Bénédictines de Sainte Bathilde

Toujours sur le chemin de l’Unité…

lundi 17 janvier 2011

Deux « anciennes » qui ont illuminé notre route nous précédent dans la Jérusalem céleste :

- Sœur Myriam, diaconesse de Versailles, décédée en 2010
- Mère Daniel, bénédictine de Martigné-Briand, décédée en 2005.

deux passionnées de l’Unité des chrétiens…

deux des trois responsables des communautés « fondatrices » de la fraternité oecuménique d’Etoy.

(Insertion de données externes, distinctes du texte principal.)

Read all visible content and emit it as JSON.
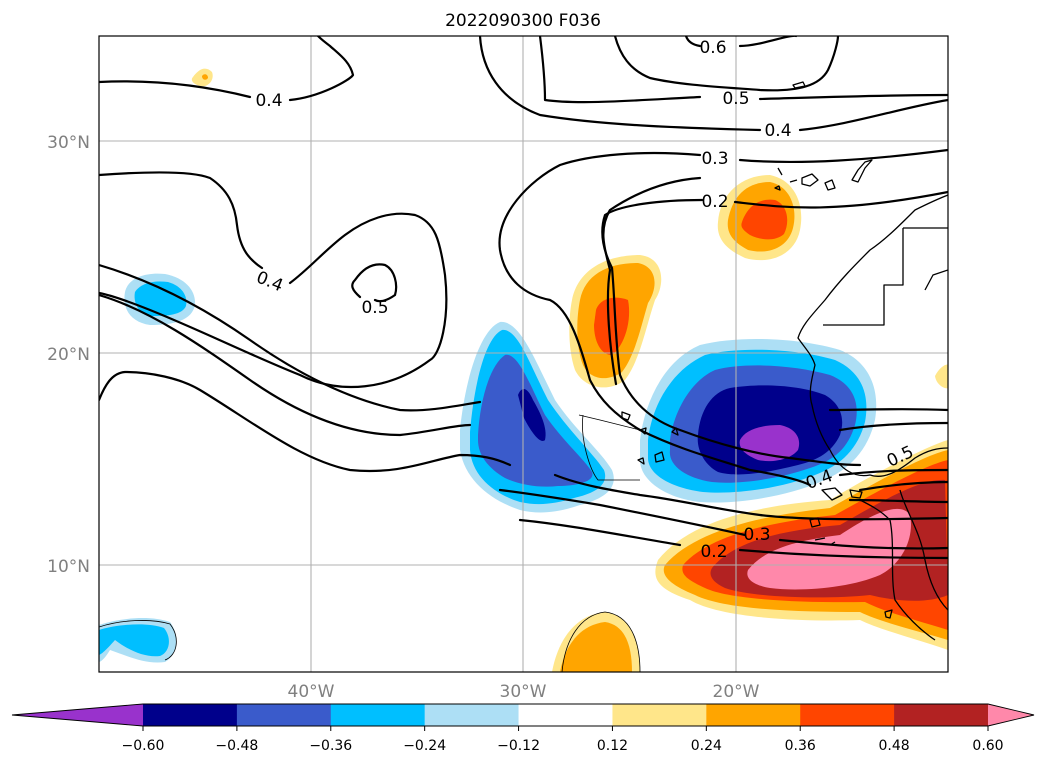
{
  "title": "2022090300 F036",
  "map": {
    "lat_ticks": [
      "10°N",
      "20°N",
      "30°N"
    ],
    "lon_ticks": [
      "40°W",
      "30°W",
      "20°W"
    ],
    "extent": {
      "lon": [
        -50,
        -10
      ],
      "lat": [
        5,
        35
      ]
    },
    "grid": true
  },
  "contour_labels": [
    "0.6",
    "0.5",
    "0.4",
    "0.4",
    "0.3",
    "0.2",
    "0.4",
    "0.5",
    "0.4",
    "0.5",
    "0.3",
    "0.2"
  ],
  "colorbar": {
    "tick_labels": [
      "−0.60",
      "−0.48",
      "−0.36",
      "−0.24",
      "−0.12",
      "0.12",
      "0.24",
      "0.36",
      "0.48",
      "0.60"
    ],
    "colors": [
      "#9932CC",
      "#00008B",
      "#3A5BCB",
      "#00BFFF",
      "#ADDFF5",
      "#FFFFFF",
      "#FFE68A",
      "#FFA500",
      "#FF4500",
      "#B22222",
      "#FF88AA"
    ],
    "extend": "both"
  }
}
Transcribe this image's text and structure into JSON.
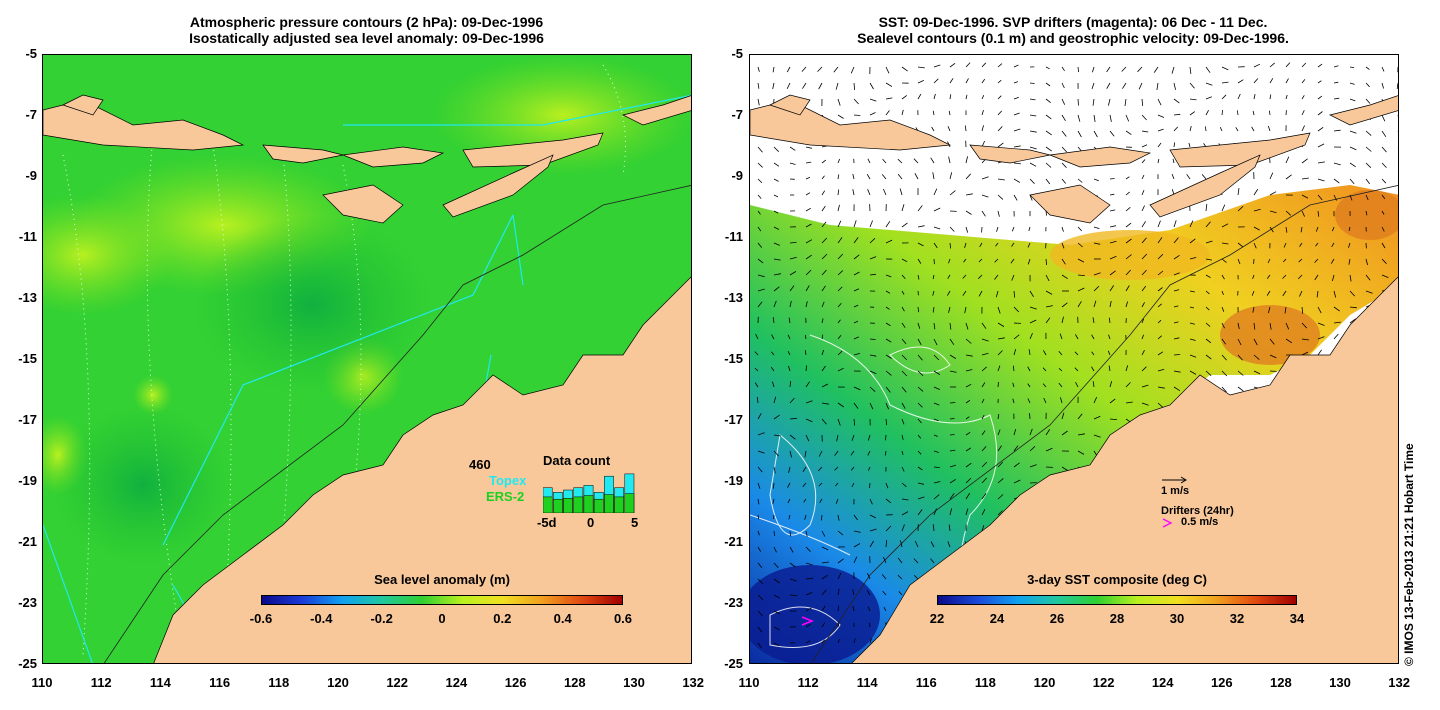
{
  "left_panel": {
    "title_line1": "Atmospheric pressure contours (2 hPa): 09-Dec-1996",
    "title_line2": "Isostatically adjusted sea level anomaly: 09-Dec-1996",
    "colorbar_title": "Sea level anomaly (m)",
    "colorbar_ticks": [
      "-0.6",
      "-0.4",
      "-0.2",
      "0",
      "0.2",
      "0.4",
      "0.6"
    ],
    "data_count": {
      "title": "Data count",
      "count": "460",
      "topex_label": "Topex",
      "ers_label": "ERS-2",
      "x_ticks": [
        "-5d",
        "0",
        "5"
      ],
      "topex_colour": "#22e8f0",
      "ers_colour": "#20d020",
      "topex_values": [
        0.55,
        0.45,
        0.5,
        0.55,
        0.6,
        0.45,
        0.8,
        0.55,
        0.85
      ],
      "ers_values": [
        0.35,
        0.3,
        0.32,
        0.35,
        0.38,
        0.3,
        0.4,
        0.35,
        0.42
      ]
    }
  },
  "right_panel": {
    "title_line1": "SST: 09-Dec-1996. SVP drifters (magenta): 06 Dec - 11 Dec.",
    "title_line2": "Sealevel contours (0.1 m) and geostrophic velocity: 09-Dec-1996.",
    "colorbar_title": "3-day SST composite (deg C)",
    "colorbar_ticks": [
      "22",
      "24",
      "26",
      "28",
      "30",
      "32",
      "34"
    ],
    "vector_scale_label": "1 m/s",
    "drifters_label": "Drifters (24hr)",
    "drifter_scale_label": "0.5 m/s",
    "drifter_colour": "#ff00ff"
  },
  "axes": {
    "y_ticks": [
      "-5",
      "-7",
      "-9",
      "-11",
      "-13",
      "-15",
      "-17",
      "-19",
      "-21",
      "-23",
      "-25"
    ],
    "x_ticks": [
      "110",
      "112",
      "114",
      "116",
      "118",
      "120",
      "122",
      "124",
      "126",
      "128",
      "130",
      "132"
    ]
  },
  "colours": {
    "land": "#f8c89a",
    "slа_background": "#33d133",
    "sst_background": "#ffffff"
  },
  "credit": "© IMOS 13-Feb-2013 21:21 Hobart Time"
}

Retour sur deux « Visitations » :

- chez les Bénédictines de Martigné-Briand en 1976
- chez les Diaconesses de Versailles en 2010

S. Myriam avait visité pour la première fois notre monastère de Martigné-Briand en juin 1976 avec quelques unes de ses sœurs de Versailles, afin de prendre un premier contact avec la communauté catholique qui allait participer à la petite fraternité œcuménique d’Etoy.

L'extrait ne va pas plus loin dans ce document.